Another interesting development in the Physician Fee Schedule's proposed rule is that CMS asked for input about the potential range of approaches it could take to improve the accuracy of valuing services. This included a specific question about whether the methods used by the Relative Value Scale Update Committee (RUC) and CMS are appropriate to accurately value E/M and other codes (to learn more about the RUC and other coding topics, you can access our informational webinar series. ACP had been considering this issue even in advance of this inquiry from CMS, so we were pleased to be able to share our thoughts. The College does believe that the RUC survey process should be modernized and that there is a need to identify supplementary or complementary processes to the RUC that transition us away from the one-size-fits-all approach in assigning value. While we were recently able to achieve some increases in payment for E/M services—and the G2211 code will help—more needs to be done to appropriately value and pay for primary care.
Outside of the Physician Fee Schedule, Medicare is implementing and considering alternative models for primary care payment. One of these is the newly introduced Making Care Primary (MCP) model. This model will be tested in eight states—Colorado, North Carolina, New Jersey, New Mexico, New York, Minnesota, Massachusetts, and Washington—starting on July 1, 2024. ACP is strongly encouraged by this model, which takes into account a number of recommendations ACP has made to CMS over the past several years. CMS has also asked for input on the potential of a prospective, population-based payment (hybrid) model that could be nestled within the Medicare Shared Savings Program (similar to ideas proposed by ACP alongside other physician organizations) and the Primary Care Collaborative.
Yet addressing the significant payment issues that keep me awake at night cannot fix the challenges that primary care faces alone. More must be done to improve the pipeline into internal medicine and other primary care specialties and ensure that we continue to provide support to this critical workforce. This is why ACP continues to support both the Resident Education Deferred Interest Act (REDI), which allows borrowers in medical or dental internships or residency programs to defer student loan payments until the completion of their programs, and the Resident Physician Shortage Reduction Act of 2023, which increases the number of Medicare-supported graduate medical education positions by 14,000 over seven years. We are hoping to see one or both of these incorporated into an end-of-year package, as this would go a long way toward alleviating some of the nightmares early career physicians face and ideally offer them a greater opportunity to go into an internal medicine specialty.
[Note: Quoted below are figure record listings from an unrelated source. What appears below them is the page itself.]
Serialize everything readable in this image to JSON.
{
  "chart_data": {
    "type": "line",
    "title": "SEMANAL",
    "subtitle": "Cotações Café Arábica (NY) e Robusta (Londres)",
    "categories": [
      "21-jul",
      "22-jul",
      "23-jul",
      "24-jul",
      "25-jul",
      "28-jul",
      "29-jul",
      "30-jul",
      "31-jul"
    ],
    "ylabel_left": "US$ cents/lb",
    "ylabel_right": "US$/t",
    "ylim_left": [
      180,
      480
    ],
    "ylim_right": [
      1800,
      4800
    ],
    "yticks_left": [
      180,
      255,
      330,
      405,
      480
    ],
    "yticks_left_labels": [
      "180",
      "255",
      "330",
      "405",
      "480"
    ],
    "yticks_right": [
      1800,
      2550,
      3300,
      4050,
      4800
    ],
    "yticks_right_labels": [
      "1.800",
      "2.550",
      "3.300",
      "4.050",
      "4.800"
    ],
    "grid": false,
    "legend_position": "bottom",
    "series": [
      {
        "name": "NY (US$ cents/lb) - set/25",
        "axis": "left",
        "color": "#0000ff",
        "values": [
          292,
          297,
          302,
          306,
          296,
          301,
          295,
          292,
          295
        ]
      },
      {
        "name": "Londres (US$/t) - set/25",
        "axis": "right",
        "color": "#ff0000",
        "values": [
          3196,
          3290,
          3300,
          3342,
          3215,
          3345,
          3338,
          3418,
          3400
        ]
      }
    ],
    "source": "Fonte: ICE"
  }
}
If you have already been losing sleep or if this article causes you to do so, know that you can take action to help! I've said it before, and I'll say it again: A key way that you can engage is by joining the Advocates for Internal Medicine Network. This will allow you to be the first to receive alerts to engage your federal or state lawmakers on key policy issues. ACP also offers state health policy toolkits that can enable you to take action, or you can reach out directly to the Washington office for support. We do not want you up at night—unless you've just watched “The Exorcist”! Also, keep an eye out for the 2024 Medicare Physician Fee Schedule final rule, expected to be released just after Halloween. My hope is that the agency will finalize some of the positive policies it has proposed, such as G2211, but we will have to wait and see—and hopefully get some sleep in the meantime.